Las palabras lo conquistan todo, fue una lección nunca olvidada. Pero ahora sé que las palabras pueden conquistar también la paz.

Aquel año fue preparatorio, pues mi padre amaba las matemáticas y había aprendido por su cuenta. Yo naturalmente tenía que ser un genio. No me entusiasmaba su método pero funcionó.

Tenía que ignorar todo excepto los números y luego tenía que recorrer todas las tablas de multiplicar sin parar tan rápido como fuera posible. Esto significaba, por ejemplo, que tenía que recitar la tabla de multiplicar del 3 así:

1-3-3,2-3-6,3-3-9,4-3-12,5-3-15, etc. hasta llegar al doce. No me permitía ni siquiera decir “treinta y seis” después de “tres doces”. El resultado tenía que ser tan rápido como para decir “tres seis”. Si era lento, entonces golpeaba una regla de madera en la mesa cercana a mí hasta que mi velocidad fuera la correcta… Cuando lo conseguí todo entonces empezaron los verdaderos deberes.
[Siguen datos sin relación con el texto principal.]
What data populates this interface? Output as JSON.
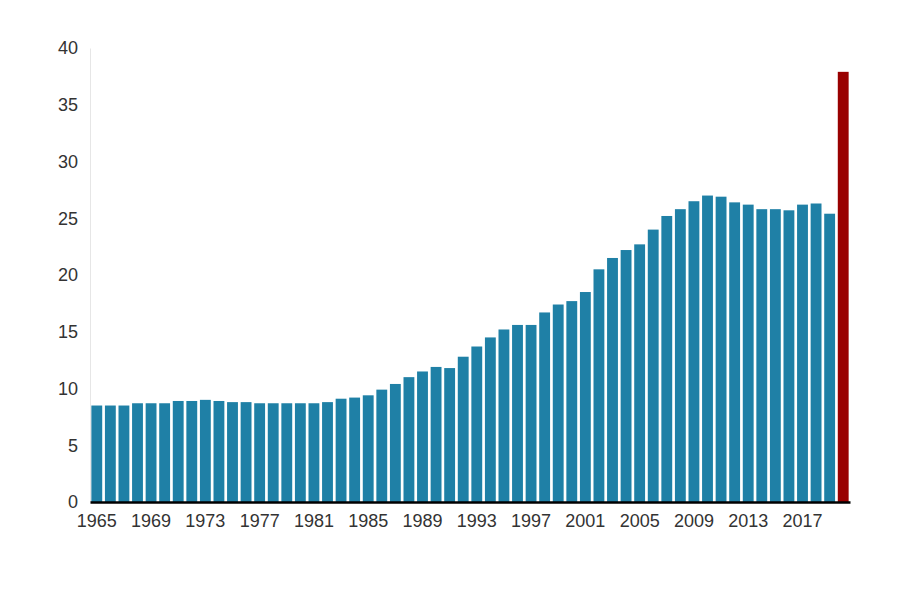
{
  "chart_data": {
    "type": "bar",
    "categories": [
      "1965",
      null,
      null,
      null,
      "1969",
      null,
      null,
      null,
      "1973",
      null,
      null,
      null,
      "1977",
      null,
      null,
      null,
      "1981",
      null,
      null,
      null,
      "1985",
      null,
      null,
      null,
      "1989",
      null,
      null,
      null,
      "1993",
      null,
      null,
      null,
      "1997",
      null,
      null,
      null,
      "2001",
      null,
      null,
      null,
      "2005",
      null,
      null,
      null,
      "2009",
      null,
      null,
      null,
      "2013",
      null,
      null,
      null,
      "2017",
      null,
      null,
      null
    ],
    "values": [
      8.5,
      8.5,
      8.5,
      8.7,
      8.7,
      8.7,
      8.9,
      8.9,
      9.0,
      8.9,
      8.8,
      8.8,
      8.7,
      8.7,
      8.7,
      8.7,
      8.7,
      8.8,
      9.1,
      9.2,
      9.4,
      9.9,
      10.4,
      11.0,
      11.5,
      11.9,
      11.8,
      12.8,
      13.7,
      14.5,
      15.2,
      15.6,
      15.6,
      16.7,
      17.4,
      17.7,
      18.5,
      20.5,
      21.5,
      22.2,
      22.7,
      24.0,
      25.2,
      25.8,
      26.5,
      27.0,
      26.9,
      26.4,
      26.2,
      25.8,
      25.8,
      25.7,
      26.2,
      26.3,
      25.4,
      37.9
    ],
    "colors": [
      "#1f80a6",
      "#1f80a6",
      "#1f80a6",
      "#1f80a6",
      "#1f80a6",
      "#1f80a6",
      "#1f80a6",
      "#1f80a6",
      "#1f80a6",
      "#1f80a6",
      "#1f80a6",
      "#1f80a6",
      "#1f80a6",
      "#1f80a6",
      "#1f80a6",
      "#1f80a6",
      "#1f80a6",
      "#1f80a6",
      "#1f80a6",
      "#1f80a6",
      "#1f80a6",
      "#1f80a6",
      "#1f80a6",
      "#1f80a6",
      "#1f80a6",
      "#1f80a6",
      "#1f80a6",
      "#1f80a6",
      "#1f80a6",
      "#1f80a6",
      "#1f80a6",
      "#1f80a6",
      "#1f80a6",
      "#1f80a6",
      "#1f80a6",
      "#1f80a6",
      "#1f80a6",
      "#1f80a6",
      "#1f80a6",
      "#1f80a6",
      "#1f80a6",
      "#1f80a6",
      "#1f80a6",
      "#1f80a6",
      "#1f80a6",
      "#1f80a6",
      "#1f80a6",
      "#1f80a6",
      "#1f80a6",
      "#1f80a6",
      "#1f80a6",
      "#1f80a6",
      "#1f80a6",
      "#1f80a6",
      "#1f80a6",
      "#990000"
    ],
    "ylim": [
      0,
      40
    ],
    "yticks": [
      0,
      5,
      10,
      15,
      20,
      25,
      30,
      35,
      40
    ],
    "grid": false
  }
}
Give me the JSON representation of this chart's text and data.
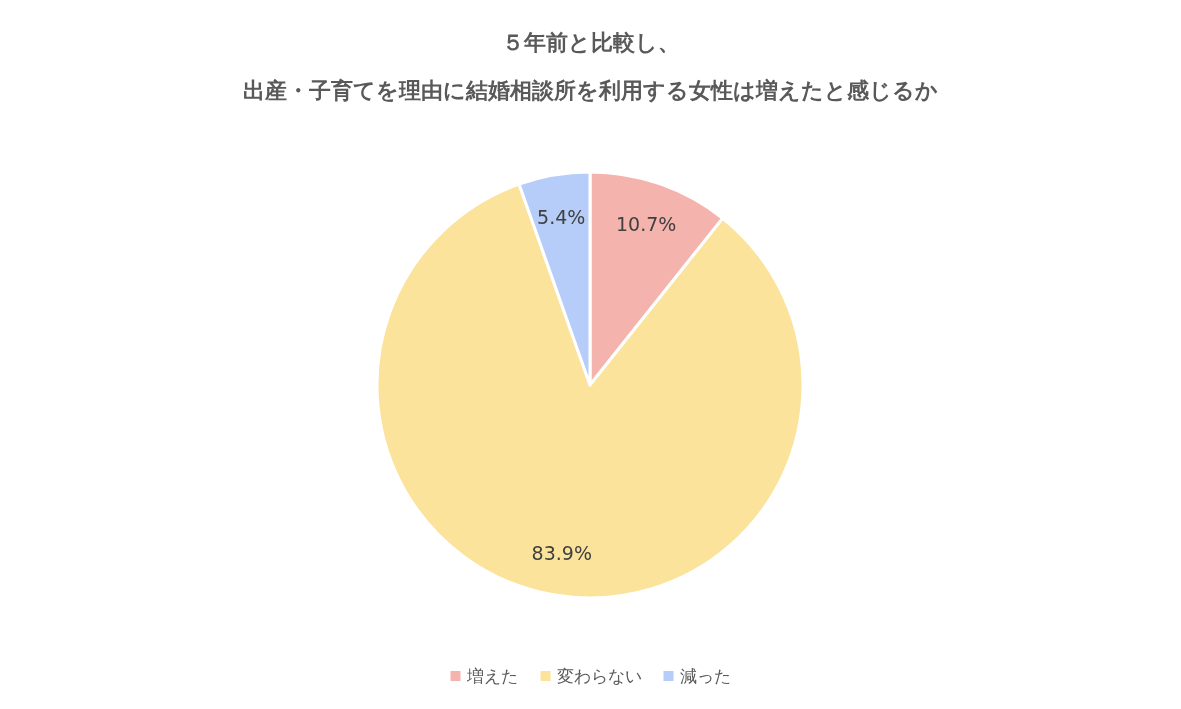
{
  "chart_data": {
    "type": "pie",
    "title": "５年前と比較し、",
    "subtitle": "出産・子育てを理由に結婚相談所を利用する女性は増えたと感じるか",
    "categories": [
      "増えた",
      "変わらない",
      "減った"
    ],
    "values": [
      10.7,
      83.9,
      5.4
    ],
    "colors": [
      "#f5b3ad",
      "#fbe39c",
      "#b5cdf8"
    ],
    "value_labels": [
      "10.7%",
      "83.9%",
      "5.4%"
    ],
    "legend": "bottom"
  }
}
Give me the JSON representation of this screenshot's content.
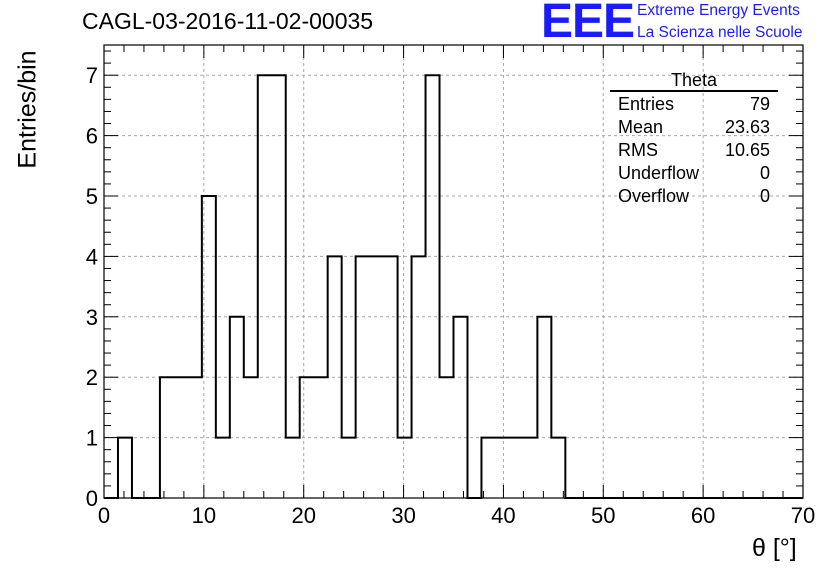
{
  "chart_data": {
    "type": "histogram",
    "title": "CAGL-03-2016-11-02-00035",
    "xlabel": "θ [°]",
    "ylabel": "Entries/bin",
    "xlim": [
      0,
      70
    ],
    "ylim": [
      0,
      7.5
    ],
    "grid": true,
    "bin_width": 1.4,
    "bin_edges_start": 0,
    "values": [
      0,
      1,
      0,
      0,
      2,
      2,
      2,
      5,
      1,
      3,
      2,
      7,
      7,
      1,
      2,
      2,
      4,
      1,
      4,
      4,
      4,
      1,
      4,
      7,
      2,
      3,
      0,
      1,
      1,
      1,
      1,
      3,
      1,
      0,
      0,
      0,
      0,
      0,
      0,
      0,
      0,
      0,
      0,
      0,
      0,
      0,
      0,
      0,
      0,
      0
    ],
    "xticks": [
      "0",
      "10",
      "20",
      "30",
      "40",
      "50",
      "60",
      "70"
    ],
    "yticks": [
      "0",
      "1",
      "2",
      "3",
      "4",
      "5",
      "6",
      "7"
    ]
  },
  "stats_box": {
    "title": "Theta",
    "rows": [
      {
        "label": "Entries",
        "value": "79"
      },
      {
        "label": "Mean",
        "value": "23.63"
      },
      {
        "label": "RMS",
        "value": "10.65"
      },
      {
        "label": "Underflow",
        "value": "0"
      },
      {
        "label": "Overflow",
        "value": "0"
      }
    ]
  },
  "logo": {
    "mark": "EEE",
    "line1": "Extreme Energy Events",
    "line2": "La Scienza nelle Scuole",
    "color": "#1b1bff"
  }
}
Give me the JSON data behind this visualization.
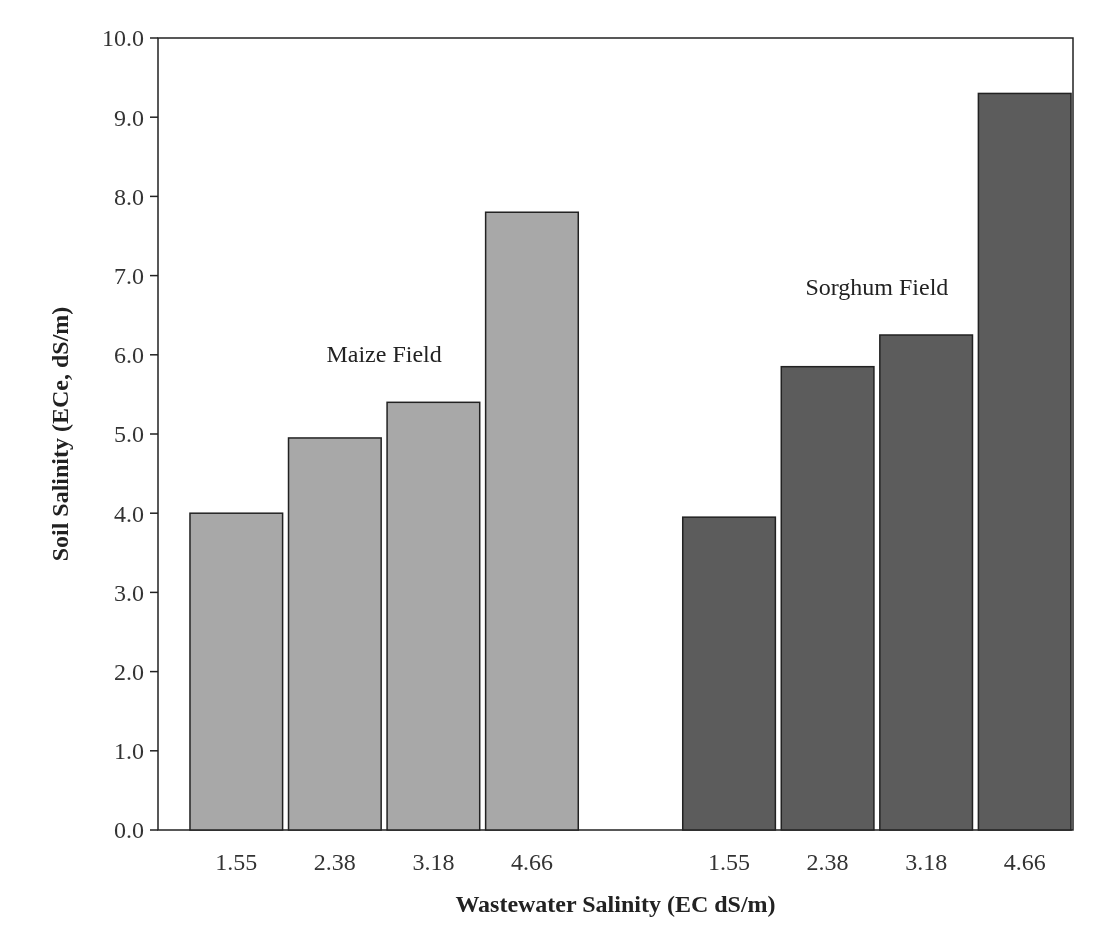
{
  "chart_data": {
    "type": "bar",
    "xlabel": "Wastewater Salinity (EC dS/m)",
    "ylabel": "Soil Salinity (ECe, dS/m)",
    "categories": [
      "1.55",
      "2.38",
      "3.18",
      "4.66",
      null,
      "1.55",
      "2.38",
      "3.18",
      "4.66"
    ],
    "series": [
      {
        "name": "Maize Field",
        "color": "#a8a8a8",
        "values": [
          4.0,
          4.95,
          5.4,
          7.8,
          null,
          null,
          null,
          null,
          null
        ]
      },
      {
        "name": "Sorghum Field",
        "color": "#5c5c5c",
        "values": [
          null,
          null,
          null,
          null,
          null,
          3.95,
          5.85,
          6.25,
          9.3
        ]
      }
    ],
    "ylim": [
      0,
      10
    ],
    "yticks": [
      {
        "value": 0,
        "label": "0.0"
      },
      {
        "value": 1,
        "label": "1.0"
      },
      {
        "value": 2,
        "label": "2.0"
      },
      {
        "value": 3,
        "label": "3.0"
      },
      {
        "value": 4,
        "label": "4.0"
      },
      {
        "value": 5,
        "label": "5.0"
      },
      {
        "value": 6,
        "label": "6.0"
      },
      {
        "value": 7,
        "label": "7.0"
      },
      {
        "value": 8,
        "label": "8.0"
      },
      {
        "value": 9,
        "label": "9.0"
      },
      {
        "value": 10,
        "label": "10.0"
      }
    ],
    "grid": false
  }
}
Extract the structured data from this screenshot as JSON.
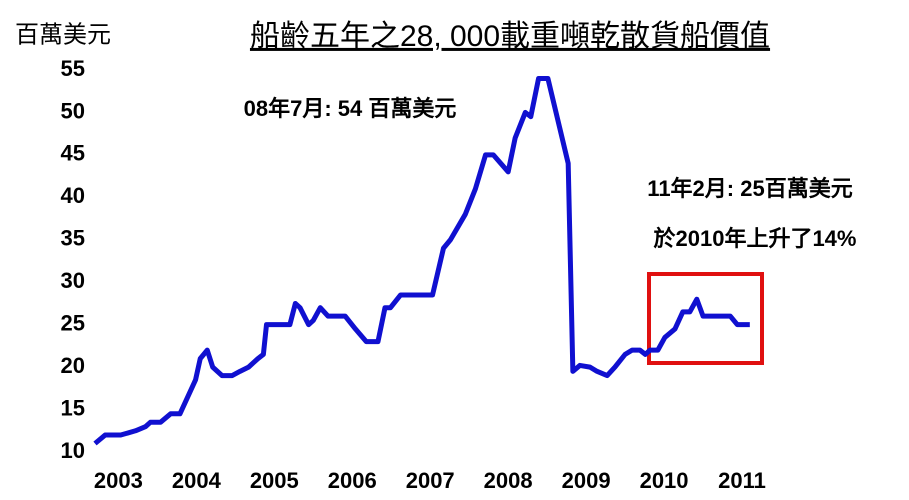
{
  "chart_data": {
    "type": "line",
    "title": "船齡五年之28, 000載重噸乾散貨船價值",
    "y_label": "百萬美元",
    "annotations": [
      "08年7月: 54 百萬美元",
      "11年2月: 25百萬美元",
      "於2010年上升了14%"
    ],
    "xlim": [
      2002.7,
      2011.5
    ],
    "xticks": [
      2003,
      2004,
      2005,
      2006,
      2007,
      2008,
      2009,
      2010,
      2011
    ],
    "ylim": [
      10,
      55
    ],
    "yticks": [
      10,
      15,
      20,
      25,
      30,
      35,
      40,
      45,
      50,
      55
    ],
    "grid": false,
    "series": [
      {
        "color": "#1010d0",
        "x": [
          2002.7,
          2002.83,
          2003.03,
          2003.22,
          2003.35,
          2003.41,
          2003.54,
          2003.67,
          2003.79,
          2003.99,
          2004.05,
          2004.14,
          2004.21,
          2004.33,
          2004.46,
          2004.56,
          2004.67,
          2004.79,
          2004.86,
          2004.9,
          2005.2,
          2005.27,
          2005.33,
          2005.44,
          2005.5,
          2005.59,
          2005.69,
          2005.91,
          2006.04,
          2006.18,
          2006.33,
          2006.42,
          2006.49,
          2006.62,
          2007.03,
          2007.17,
          2007.26,
          2007.45,
          2007.58,
          2007.71,
          2007.81,
          2008.0,
          2008.09,
          2008.22,
          2008.29,
          2008.39,
          2008.51,
          2008.64,
          2008.77,
          2008.83,
          2008.92,
          2009.05,
          2009.14,
          2009.27,
          2009.37,
          2009.5,
          2009.59,
          2009.69,
          2009.76,
          2009.82,
          2009.92,
          2010.01,
          2010.14,
          2010.24,
          2010.33,
          2010.42,
          2010.5,
          2010.78,
          2010.85,
          2010.94,
          2011.1
        ],
        "values": [
          11,
          12,
          12,
          12.5,
          13,
          13.5,
          13.5,
          14.5,
          14.5,
          18.5,
          21,
          22,
          20,
          19,
          19,
          19.5,
          20,
          21,
          21.5,
          25,
          25,
          27.5,
          27,
          25,
          25.5,
          27,
          26,
          26,
          24.5,
          23,
          23,
          27,
          27,
          28.5,
          28.5,
          34,
          35,
          38,
          41,
          45,
          45,
          43,
          47,
          50,
          49.5,
          54,
          54,
          49,
          44,
          19.5,
          20.2,
          20,
          19.5,
          19,
          20,
          21.5,
          22,
          22,
          21.5,
          22,
          22,
          23.5,
          24.5,
          26.5,
          26.5,
          28,
          26,
          26,
          26,
          25,
          25
        ]
      }
    ]
  }
}
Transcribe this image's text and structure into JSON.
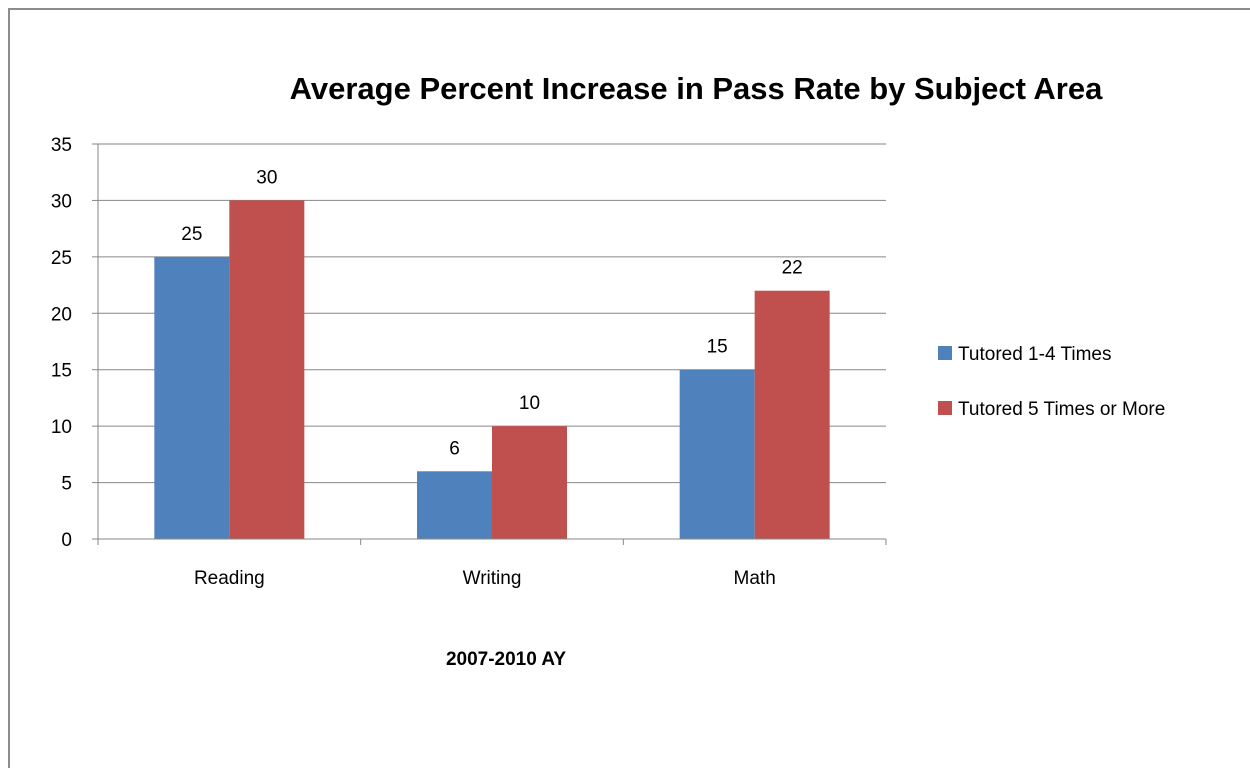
{
  "chart_data": {
    "type": "bar",
    "title": "Average Percent Increase in Pass Rate by Subject Area",
    "xlabel": "2007-2010 AY",
    "ylabel": "",
    "categories": [
      "Reading",
      "Writing",
      "Math"
    ],
    "series": [
      {
        "name": "Tutored 1-4 Times",
        "values": [
          25,
          6,
          15
        ],
        "color": "#4f81bd"
      },
      {
        "name": "Tutored 5 Times or More",
        "values": [
          30,
          10,
          22
        ],
        "color": "#c0504d"
      }
    ],
    "ylim": [
      0,
      35
    ],
    "yticks": [
      "0",
      "5",
      "10",
      "15",
      "20",
      "25",
      "30",
      "35"
    ],
    "grid": true,
    "legend_position": "right",
    "data_labels": true
  }
}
Me lanzaría números aleatorios y el resultado tenía que ser inmediato. Funcionó, no había nadie mejor en matemáticas.

Aprendió navegación celeste por su cuenta y aprobó el examen de capitán, así que no era cuestión simplemente de hacer lo que dijera, él se ponía como ejemplo.

Tenía once años, aún al final de la edad del desarrollo donde puedes caer presa de la codicia y hacerse una parte de tu carácter. Fui afortunado, pues la codicia no cabía en nuestra casa y mi padre, madre, abuela y abuelo ansiaban pocas cosas, excepto el estar unidos como familia. Así que tuve dos padres y dos madres y por eso honro a los cuatro. Mi hermano en este momento tenía nueve años y mi hermana Christine llegó al mundo, pero no hubo cambios en mi estilo de vida.